0

I want to copy all messages from a topic in Kafka cluster. So I ran Kafka Mirrormaker however it seems to have copied roughly only half of the messages from the source cluster (I checked that there's no consumer lag in source topic). I have 2 brokers in the source cluster does this have anything to do with this?

This is the source cluster config:

log.retention.ms=1814400000
transaction.state.log.replication.factor=2
offsets.topic.replication.factor=2
auto.create.topics.enable=true
default.replication.factor=2
min.insync.replicas=1
num.io.threads=8
num.network.threads=5
num.partitions=1
num.replica.fetchers=2
replica.lag.time.max.ms=30000
socket.receive.buffer.bytes=102400
socket.request.max.bytes=104857600
socket.send.buffer.bytes=102400
unclean.leader.election.enable=true
zookeeper.session.timeout.ms=18000

The source topic has 4 partitions and is not compacted.

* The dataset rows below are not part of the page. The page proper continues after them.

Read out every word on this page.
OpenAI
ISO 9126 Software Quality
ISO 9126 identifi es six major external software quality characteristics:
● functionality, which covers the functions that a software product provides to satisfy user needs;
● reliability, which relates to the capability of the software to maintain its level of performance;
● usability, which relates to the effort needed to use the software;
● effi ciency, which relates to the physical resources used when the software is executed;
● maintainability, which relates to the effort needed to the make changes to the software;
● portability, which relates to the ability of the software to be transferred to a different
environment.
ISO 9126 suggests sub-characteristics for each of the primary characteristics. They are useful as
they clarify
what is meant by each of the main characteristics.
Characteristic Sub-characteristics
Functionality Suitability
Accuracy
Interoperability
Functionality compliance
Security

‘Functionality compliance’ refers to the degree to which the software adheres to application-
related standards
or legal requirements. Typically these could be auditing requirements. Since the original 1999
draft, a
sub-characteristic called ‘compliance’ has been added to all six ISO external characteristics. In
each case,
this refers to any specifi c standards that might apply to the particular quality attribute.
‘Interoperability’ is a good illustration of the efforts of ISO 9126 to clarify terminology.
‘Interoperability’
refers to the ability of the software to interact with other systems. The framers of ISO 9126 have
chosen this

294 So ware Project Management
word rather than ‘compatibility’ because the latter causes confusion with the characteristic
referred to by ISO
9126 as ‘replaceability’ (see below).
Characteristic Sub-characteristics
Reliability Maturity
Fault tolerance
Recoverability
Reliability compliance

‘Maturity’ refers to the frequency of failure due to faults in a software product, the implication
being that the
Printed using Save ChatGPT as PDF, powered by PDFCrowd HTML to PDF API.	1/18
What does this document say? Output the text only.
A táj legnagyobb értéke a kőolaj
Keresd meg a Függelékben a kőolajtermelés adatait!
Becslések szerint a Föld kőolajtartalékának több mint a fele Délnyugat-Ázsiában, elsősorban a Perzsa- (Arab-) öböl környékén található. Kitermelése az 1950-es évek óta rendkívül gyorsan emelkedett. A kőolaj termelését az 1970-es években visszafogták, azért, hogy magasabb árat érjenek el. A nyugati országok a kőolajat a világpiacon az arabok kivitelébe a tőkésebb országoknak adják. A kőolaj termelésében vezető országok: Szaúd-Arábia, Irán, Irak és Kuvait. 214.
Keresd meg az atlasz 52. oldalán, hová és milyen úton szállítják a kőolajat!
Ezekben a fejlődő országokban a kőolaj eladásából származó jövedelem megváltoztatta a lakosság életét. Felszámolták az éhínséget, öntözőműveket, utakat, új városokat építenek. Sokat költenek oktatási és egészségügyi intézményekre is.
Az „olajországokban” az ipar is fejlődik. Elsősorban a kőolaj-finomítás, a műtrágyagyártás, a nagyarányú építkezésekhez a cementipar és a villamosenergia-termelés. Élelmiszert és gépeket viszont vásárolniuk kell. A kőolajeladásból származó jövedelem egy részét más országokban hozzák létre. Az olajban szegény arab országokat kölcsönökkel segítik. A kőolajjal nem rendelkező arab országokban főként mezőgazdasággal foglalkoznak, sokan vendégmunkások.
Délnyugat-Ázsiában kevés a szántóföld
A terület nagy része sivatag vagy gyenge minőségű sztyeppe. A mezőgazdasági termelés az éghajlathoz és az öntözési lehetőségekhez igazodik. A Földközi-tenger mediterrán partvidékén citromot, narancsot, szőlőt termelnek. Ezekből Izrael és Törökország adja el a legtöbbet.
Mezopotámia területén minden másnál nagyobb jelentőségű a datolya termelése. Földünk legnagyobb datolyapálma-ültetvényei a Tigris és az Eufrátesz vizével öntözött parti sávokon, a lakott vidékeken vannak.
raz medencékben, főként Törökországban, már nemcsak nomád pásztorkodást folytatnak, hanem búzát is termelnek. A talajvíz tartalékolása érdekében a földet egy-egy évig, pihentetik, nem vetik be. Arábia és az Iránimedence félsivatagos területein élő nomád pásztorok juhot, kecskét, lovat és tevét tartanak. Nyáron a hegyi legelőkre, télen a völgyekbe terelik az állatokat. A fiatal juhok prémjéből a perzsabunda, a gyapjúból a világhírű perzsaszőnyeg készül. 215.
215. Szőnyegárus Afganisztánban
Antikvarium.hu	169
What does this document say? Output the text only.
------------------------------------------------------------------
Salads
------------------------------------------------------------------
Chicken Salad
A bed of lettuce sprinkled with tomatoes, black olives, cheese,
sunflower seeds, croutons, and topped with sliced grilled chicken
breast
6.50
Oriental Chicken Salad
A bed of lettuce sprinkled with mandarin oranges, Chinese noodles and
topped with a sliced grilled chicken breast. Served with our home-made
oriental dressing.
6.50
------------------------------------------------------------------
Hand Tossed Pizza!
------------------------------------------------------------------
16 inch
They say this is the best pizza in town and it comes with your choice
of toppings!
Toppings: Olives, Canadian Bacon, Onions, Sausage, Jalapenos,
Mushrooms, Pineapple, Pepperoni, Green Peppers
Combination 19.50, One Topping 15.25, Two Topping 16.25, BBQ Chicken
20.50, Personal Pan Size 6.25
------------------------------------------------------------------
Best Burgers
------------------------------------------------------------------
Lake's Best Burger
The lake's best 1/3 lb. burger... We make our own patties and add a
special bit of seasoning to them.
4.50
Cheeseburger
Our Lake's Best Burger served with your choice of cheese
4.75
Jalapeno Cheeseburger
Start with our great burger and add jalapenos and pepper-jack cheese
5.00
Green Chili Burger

The Mirrormaker config is:

  • mirrormaker-consumer.properties
bootstrap.servers=broker1:9092,broker2:9092
group.id=picturesGroup3
auto.offset.reset=earliest
  • mirrormaker-producer.properties
bootstrap.servers=localhost:9092
max.in.flight.requests.per.connection=1
retries=2000000000
acks=all
max.block.ms=2000000000

Below are the stats from Kafdrop on the source cluster topic:

Partition First Offset Last Offset Size Leader Node Replica Nodes In-sync Replica Nodes Offline Replica Nodes Preferred Leader Under-replicated
0 13659 17768 4109 1 1 1 Yes No
1 13518 17713 4195 2 2 2 Yes No
2 13664 17913 4249 1 1 1 Yes No
3 13911 18072 4161 2 2 2 Yes No

and these are the stats for the target topic after Mirrormaker run:

Partition First Offset Last Offset Size Leader Node Replica Nodes In-sync Replica Nodes Offline Replica Nodes Preferred Leader Under-replicated
0 2132 4121 1989 1 1 1 Yes No
1 2307 4217 1910 1 1 1 Yes No
2 2379 4294 1915 1 1 1 Yes No
3 2218 4083 1865 1 1 1 Yes No

As you can see roughly only half of the source messages are in the target topic based on size column. What am I doing wrong?

hitchhiker
  • 1,099
  • 5
  • 19
  • 44
  • Why aren't you using MirrorMaker2? – OneCricketeer Jan 09 '22 at 13:10
  • @OneCricketeer I'm using the mirrormaker from this image https://hub.docker.com/r/confluentinc/cp-kafka/ so the kafka version according to `./kafka-mirror-maker --version` is `7.0.0-ccs (Commit:c6d7e3013b411760)`. – hitchhiker Jan 09 '22 at 13:34
  • 1
    Don't use the broker image, and the MirrorMaker1 scripts are essentially deprecated. `cp-kafka-connect` image contains MirrorMaker2 https://github.com/apache/kafka/tree/trunk/connect/mirror#mirrormaker-20 – OneCricketeer Jan 09 '22 at 13:37
  • A little bit late, are you using a transactional producer? In that case, transaction marks are not replicated as messages (they are not messages per se) but they take an space in source topic. – rgo Mar 24 '22 at 16:17

1 Answers1

0

I realized that the issue happened because I was copying data from a cluster with 2 brokers to a cluster with 1 broker. So I assume Mirrormaker1 just copied data from one broker from original cluster. When I configured the target cluster to have 2 brokers all of the messages were copied to it.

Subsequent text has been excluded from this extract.